Bhadra Kinkini, Giraud Anne-Lise, Marchesotti Silvia
Department of Basic Neurosciences, Faculty of Medicine, University of Geneva, Geneva, Switzerland.
Université Paris Cité, Institut Pasteur, AP-HP, Inserm, Fondation Pour l'Audition, Institut de l'Audition, IHU reConnect, Paris, France.
Commun Biol. 2025 Feb 20;8(1):271. doi: 10.1038/s42003-025-07464-7.

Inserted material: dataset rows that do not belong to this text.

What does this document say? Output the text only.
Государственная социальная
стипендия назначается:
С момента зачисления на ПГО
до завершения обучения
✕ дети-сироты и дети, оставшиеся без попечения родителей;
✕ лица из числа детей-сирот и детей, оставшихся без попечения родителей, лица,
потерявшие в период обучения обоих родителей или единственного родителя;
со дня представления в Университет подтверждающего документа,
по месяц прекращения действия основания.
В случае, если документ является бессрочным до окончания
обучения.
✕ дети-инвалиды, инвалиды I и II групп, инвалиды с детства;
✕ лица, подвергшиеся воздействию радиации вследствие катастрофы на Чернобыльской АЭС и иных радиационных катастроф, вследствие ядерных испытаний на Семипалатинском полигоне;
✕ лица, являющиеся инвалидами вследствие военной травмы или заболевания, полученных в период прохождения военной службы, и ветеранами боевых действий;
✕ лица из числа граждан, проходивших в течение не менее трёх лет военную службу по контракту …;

Brain-Computer Interfaces (BCI) will revolutionize the way people with severe impairment of speech production can communicate. While current efforts focus on training classifiers on vast amounts of neurophysiological signals to decode imagined speech, much less attention has been given to users' ability to adapt their neural activity to improve BCI-control. To address whether BCI-control improves with training and characterize the underlying neural dynamics, we trained 15 healthy participants to operate a binary BCI system based on electroencephalography (EEG) signals through syllable imagery for five consecutive days. Despite considerable interindividual variability in performance and learning, a significant improvement in BCI-control was globally observed. Using a control experiment, we show that a continuous feedback about the decoded activity is necessary for learning to occur. Performance improvement was associated with a broad EEG power increase in frontal theta activity and focal enhancement in temporal low-gamma activity, showing that learning to operate an imagined-speech BCI involves dynamic changes in neural features at different spectral scales. These findings demonstrate that combining machine and human learning is a successful strategy to enhance BCI controllability.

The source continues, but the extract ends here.